Furthermore, using a third-party NOC and SOC is not just about managing your employees’ time and capacity. Overall, MSPs do not see direct profit from the tasks that would be characterized as routine, recurring, or mundane. These lower-level tasks are part of most basic service packages and are not significant drivers of revenue or profit, regardless of how frequently they’re taking place. No matter how many or how few tasks are performed for a client, the managed service provider does not see any profitable returns for performing tasks that simply “need to be done.”

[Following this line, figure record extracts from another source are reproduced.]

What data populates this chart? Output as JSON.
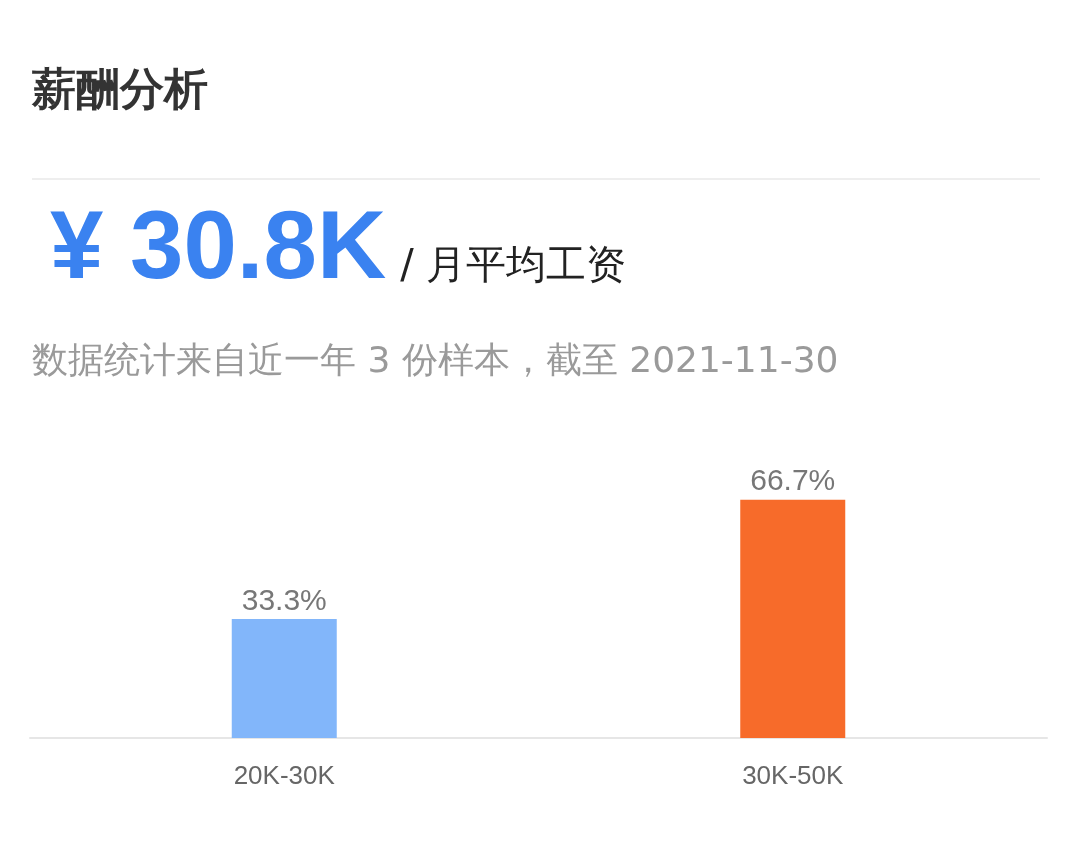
{
  "chart_data": {
    "type": "bar",
    "title": "薪酬分析",
    "subtitle": "数据统计来自近一年 3 份样本，截至 2021-11-30",
    "annotations": [
      "¥ 30.8K",
      "/ 月平均工资"
    ],
    "categories": [
      "20K-30K",
      "30K-50K"
    ],
    "values": [
      33.3,
      66.7
    ],
    "colors": [
      "#82b6fa",
      "#f76b2a"
    ],
    "value_labels": [
      "33.3%",
      "66.7%"
    ]
  }
}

5. MSPs will see more reliance on community and training across all IT and security disciplines

As the owner or staff member of an MSP with clients likely asking more and more about security, it is difficult not to get up in the day-to-day operations and keep your sights set on the bigger picture—growing the business. Even if you have a strong client base, but you may need a little help initiating launch of a cyber practice to get your MSP to the next level. Starting with third-party support as you and your staff progressively uplevel your headcount’s security posture with programmatic trainings and community support can give you the structure to succeed.

Diversified skillsets are becoming more commonplace over time rather than less, and cyber specializations continue to be more and more in demand. Forbes noted in late November that “cybersecurity specialists can anticipate strong employment growth over the coming decade. For example, the U.S. Bureau of Labor Statistics reports a 35% projected employment growth rate for information security analysts from 2021 to 2031. This title encompasses roles like cybersecurity analyst and information security specialist.”

Becoming a cybersecurity specialist is a progressive process, and being able to leverage a combination of third-party SOC support as you and your staff ramp your security expertise will allow you the flexibility to meet your client’s cyber needs while also ensuring you can maintain growth over the long-term without burdening your bottom line.